The team took control on the Passo Lanciano and then Dario Cataldo, Sergio Henao and Rigoberto Uran formed a black and blue train, seeming to flatten the steep gradient of the two final climbs and reduce the front group to just a select few overall contenders.

The pace cracked Peter Sagan (Cannondale Pro Cycling) on the first ramp, Kwiatkowski was forced into to the red on the climb to the finish and even Nibali was put on the ropes and would lose nine seconds. It was, yet again, perfect application of a carefully studied game plan.

"The team did a fantastic job again and if I'm wearing the jersey, I owe it to them," Froome said.

"It was a very hard finale today. We followed our plan and started riding a good tempo on the Passo Lanciano to put pressure on the leader’s jersey and we rode on the final two climbs to keep the pressure up, to see if we could get some distance on him and get the jersey.

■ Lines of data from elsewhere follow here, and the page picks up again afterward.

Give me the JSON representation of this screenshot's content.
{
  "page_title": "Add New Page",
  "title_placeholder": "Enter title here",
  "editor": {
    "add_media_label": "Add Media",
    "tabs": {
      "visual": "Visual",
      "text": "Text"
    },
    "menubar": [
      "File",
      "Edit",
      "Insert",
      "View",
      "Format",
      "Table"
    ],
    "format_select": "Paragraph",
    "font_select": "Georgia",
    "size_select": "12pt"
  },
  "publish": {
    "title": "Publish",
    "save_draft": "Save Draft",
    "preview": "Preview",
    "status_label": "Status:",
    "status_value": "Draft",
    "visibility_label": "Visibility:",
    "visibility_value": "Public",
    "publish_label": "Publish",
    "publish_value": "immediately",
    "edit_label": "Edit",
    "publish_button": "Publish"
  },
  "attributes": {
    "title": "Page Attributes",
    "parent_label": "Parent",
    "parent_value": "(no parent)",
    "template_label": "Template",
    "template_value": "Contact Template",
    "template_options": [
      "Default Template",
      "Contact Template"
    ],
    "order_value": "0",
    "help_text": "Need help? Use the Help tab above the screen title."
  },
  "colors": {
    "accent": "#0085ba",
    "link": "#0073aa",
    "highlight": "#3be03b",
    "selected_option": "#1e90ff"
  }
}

"The guys exploded the race on the final climb to Chieti; it was every man for themselves in the finale. Rodriguez attacked but we knew it wasn't necessary to follow him because he wasn't an overall threat. The big objective was to get time on Kwiatkowski."

I'm still not at my best

While Froome and Team Sky was setting up overall success at Tirreno-Adriatico, another squad was celebrating victory at Paris-Nice with Richie Porte after he dominated the Col d'Èze time trial and became the first Australian to win the French stage race.

Froome is set to become the first Briton to win Tirreno-Adriatico and possibly complete a rare double dominance of the spring stage races.

Gazzetta dello Sport has dubbed Froome the keniano bianco – the white Kenyan. The sports daily is pleased to discover that Froome also speaks Italian pretty well after living in the bel paese during his time at Team Barloworld in 2008 and 2009. Back then, he was a talented but very green young rider. Now he is a race leader, team leader and Tour de France favourite.

"It's a little daunting to think I'm sitting here in this position and part of the team is doing so well in Paris-Nice, it's a really cool feeling," he said, insisting there is still a lot more to come in July.

"The way I see it, my goal is to be in my best condition for the Tour de France. I think I'm still a long way from that.

"Everything I do now is still building towards the Tour. If I can pick up a few results like here and in Oman, that's fantastic; it gives me a lot of confidence. But I'm not racing for the results right now. There are still some months before I really need to be in my optimum shape."